Третья его книга потерпела провал. Критики растерзали его на части, топтали ногами и, если можно процитировать здесь одну из любимых песенок Эдуарда Дриффилда, «швыряли по углам и валяли по столам». Они испытывали вполне понятную досаду от того, что приняли бойкого стихоплета за бессмертного поэта, и решили наказать его за свою ошибку. Потом Джаспера Гиббонса арестовали на Пикадилли за появление в пьяном виде и нарушение общественного порядка, и мистеру Бартону Траффорду пришлось в полночь отправиться на Вайн-стрит, чтобы взять его на поруки.

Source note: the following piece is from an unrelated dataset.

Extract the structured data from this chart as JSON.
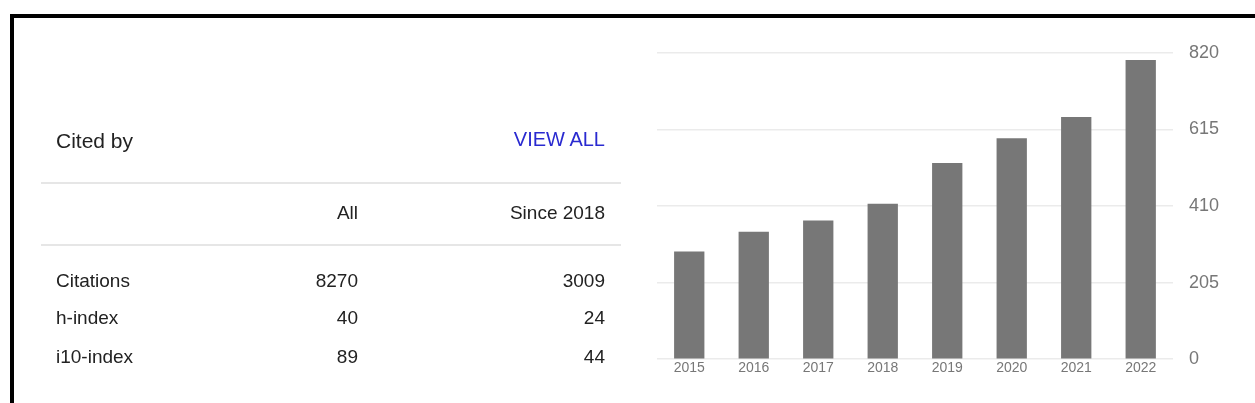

При таком положении вещей миссис Бартон Траффорд вела себя великолепно. Она не роптала. Ни одно резкое слово не слетело с ее уст. Можно было бы простить, если бы она была немного обижена на человека, для которого столько сделала и который так ее подвел. Но она оставалась нежной, ласковой и чуткой. Она все понимала. Она бросила его, но не так, как бросают раскаленный кирпич или горячую картофелину. Это было сделано с бесконечной мягкостью, столь же тихо, как катились по ее щекам слезы, которые она, без сомнения, пролила, когда приняла решение поступить столь противно своему характеру. Она бросила его с таким тактом, с таким благоразумием, что Джаспер Гиббонс, возможно, даже и не понял, что его бросили. Но в этом не могло быть ни малейшего сомнения. Ничего плохого она про него не говорила, даже вообще не хотела о нем говорить и, когда о нем заходил разговор, просто улыбалась чуть грустной улыбкой и вздыхала. Но ее улыбка была для него coup de grace, [9] а ее вздох — камнем на его могилу.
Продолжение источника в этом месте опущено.